Nearly 58,500 students will receive their Leaving Certificate results today, up more than 500 since last year.
The results will be handed out at hundreds of schools throughout the morning as students gather to see how they have done and consider their options.
For six of the class of 2016, there are eight higher level A1s on their results sheet, but none have matched the nine A1s on honours papers achieved last year by David Glynn at St Gerald’s College in Castlebar, Co Mayo.
Among 2,819 external candidates who did not study at Irish second-level schools are 23 students from Libya. They sat the exams in Malta again this year, where students from the International School of the Martyrs in Tripoli have been travelling since 2011 to take the Leaving Certificate due to the security situation in Libya.
The children of EU immigrants and others have seen the numbers examined, in non-curricular languages, rise slightly this year to 1,424. Just over half of those took Polish exams, with Lithuanian (202), Romanian (167) and Portuguese (95) also popular.
There are nearly 1,500 Leaving Certificate repeat candidates this year, down from 1,670 in 2015 and from nearly 2,500 in 2012.
For students overseas or unable to attend their school, results can be checked online from midday by using a code and their exam number to access them on the State Examinations Commission website.
As its exam helpline prepared to open this morning, National Parents’ Council Post Primary spokeswoman Lynda O’Shea said the service has proven invaluable for parents, students, and teachers over the past 20 years.
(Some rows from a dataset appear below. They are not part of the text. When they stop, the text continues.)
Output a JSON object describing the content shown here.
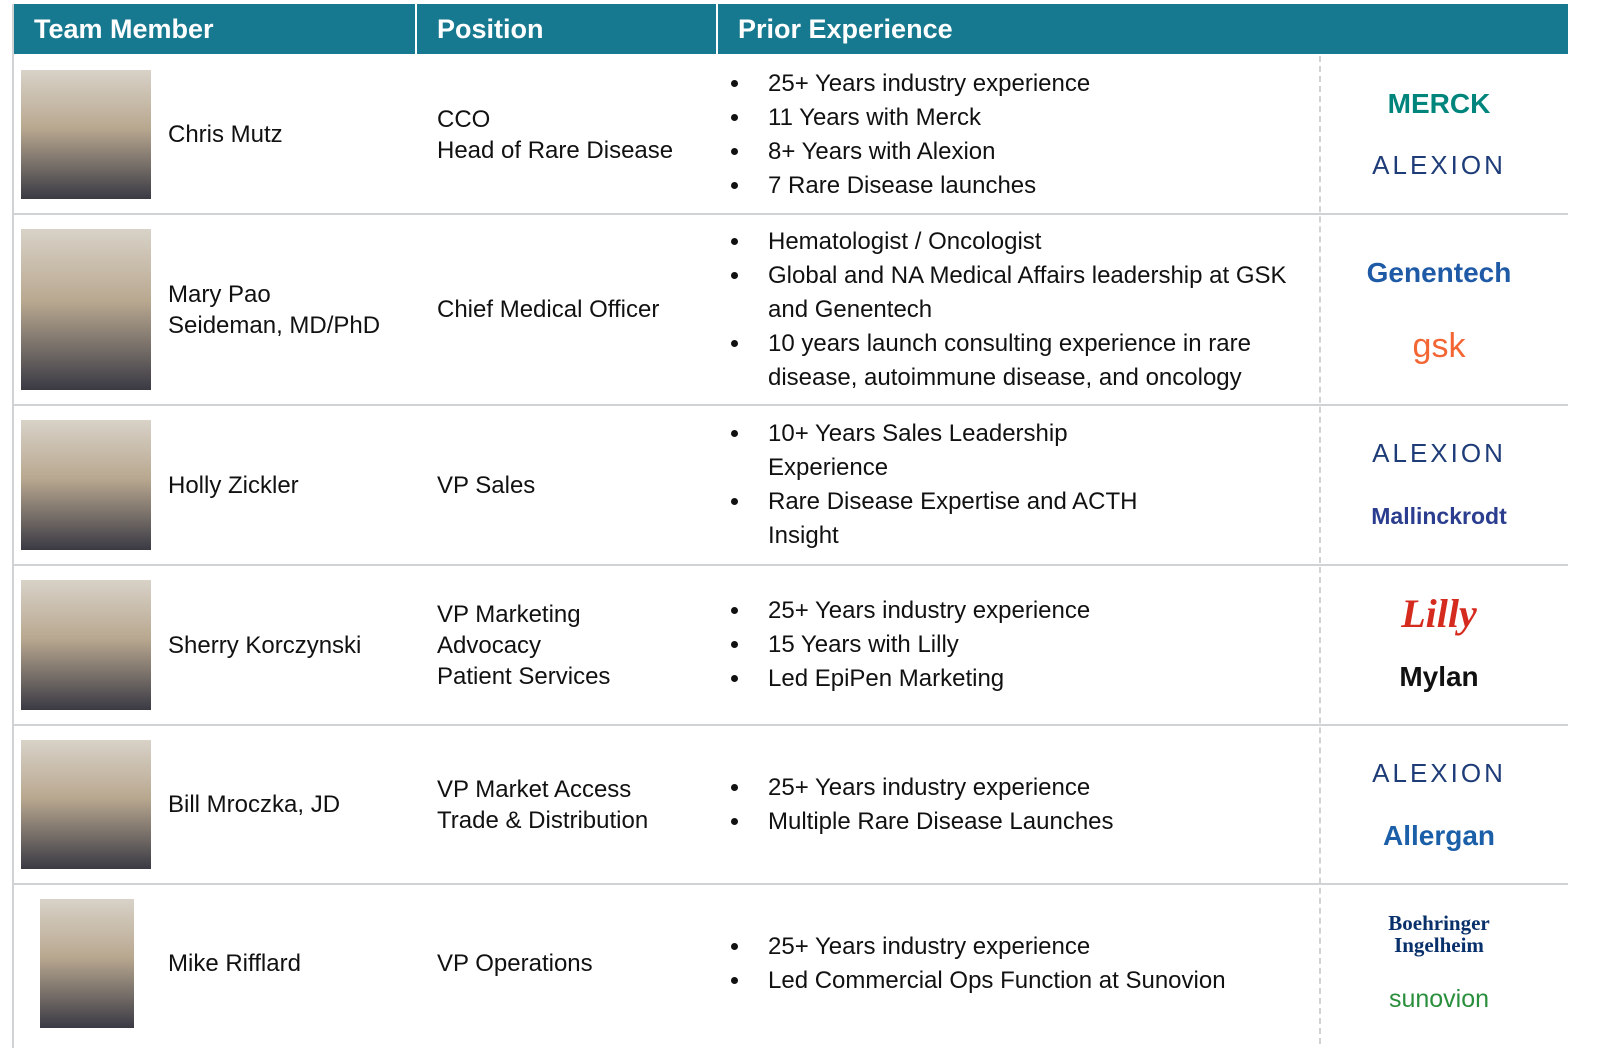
{
  "table": {
    "headers": [
      "Team Member",
      "Position",
      "Prior Experience"
    ],
    "rows": [
      {
        "name": [
          "Chris Mutz"
        ],
        "position": [
          "CCO",
          "Head of Rare Disease"
        ],
        "experience": [
          "25+ Years industry experience",
          "11 Years with Merck",
          "8+ Years with Alexion",
          "7 Rare Disease launches"
        ],
        "logos": [
          {
            "label": "MERCK",
            "color": "#00857c"
          },
          {
            "label": "ALEXION",
            "color": "#1d3c78"
          }
        ]
      },
      {
        "name": [
          "Mary Pao",
          "Seideman, MD/PhD"
        ],
        "position": [
          "Chief Medical Officer"
        ],
        "experience": [
          "Hematologist / Oncologist",
          "Global and NA Medical Affairs leadership at GSK and Genentech",
          "10 years launch consulting experience in rare disease, autoimmune disease, and oncology"
        ],
        "logos": [
          {
            "label": "Genentech",
            "color": "#1f5aa6"
          },
          {
            "label": "gsk",
            "color": "#f36633"
          }
        ]
      },
      {
        "name": [
          "Holly Zickler"
        ],
        "position": [
          "VP Sales"
        ],
        "experience": [
          "10+ Years Sales Leadership Experience",
          "Rare Disease Expertise and ACTH Insight"
        ],
        "logos": [
          {
            "label": "ALEXION",
            "color": "#1d3c78"
          },
          {
            "label": "Mallinckrodt",
            "color": "#2b3d8f"
          }
        ]
      },
      {
        "name": [
          "Sherry Korczynski"
        ],
        "position": [
          "VP Marketing",
          "Advocacy",
          "Patient Services"
        ],
        "experience": [
          "25+ Years industry experience",
          "15 Years with Lilly",
          "Led EpiPen Marketing"
        ],
        "logos": [
          {
            "label": "Lilly",
            "color": "#d52b1e"
          },
          {
            "label": "Mylan",
            "color": "#111111"
          }
        ]
      },
      {
        "name": [
          "Bill Mroczka, JD"
        ],
        "position": [
          "VP Market Access",
          "Trade & Distribution"
        ],
        "experience": [
          "25+ Years industry experience",
          "Multiple Rare Disease Launches"
        ],
        "logos": [
          {
            "label": "ALEXION",
            "color": "#1d3c78"
          },
          {
            "label": "Allergan",
            "color": "#1a5fa8"
          }
        ]
      },
      {
        "name": [
          "Mike Rifflard"
        ],
        "position": [
          "VP Operations"
        ],
        "experience": [
          "25+ Years industry experience",
          "Led Commercial Ops Function at Sunovion"
        ],
        "logos": [
          {
            "label": "Boehringer Ingelheim",
            "color": "#08306b"
          },
          {
            "label": "sunovion",
            "color": "#2a8f3d"
          }
        ]
      }
    ]
  }
}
It is being operated again this year by members of the Institute of Guidance Counsellors.
“There is a huge amount of information now online and this can become confusing for students in a time of need,” Ms O’Shea said.
“Picking up the phone and being able to speak to a qualified guidance counsellor can really help clarify options for parents and students and relieve some of the stress that often comes at results time.”
Any student who is disappointed with a grade in any subject has the option to appeal the result to the SEC.
Last year, more than 9,800 individual marks were referred back to the State Examinations Commission to be remarked by a different examiner.
Appeals had been submitted by 5,661 students, meaning that a significant number had challenged at least two of their exam results, and nearly one in five appeals had been successful.
It is advisable to take the opportunity to view the marked exam paper in a subject before deciding if to appeal, but students need to apply to view their scripts by next Tuesday.
They will then be allowed to do so at their schools on September 2 or September 3, and appeals have to be made to the SEC by the following Wednesday evening.
The National Parents’ Council-Post Primary exam helpline, 1800 265 165, is open from 10am to 7pm today and tomorrow, and until 1pm on Friday.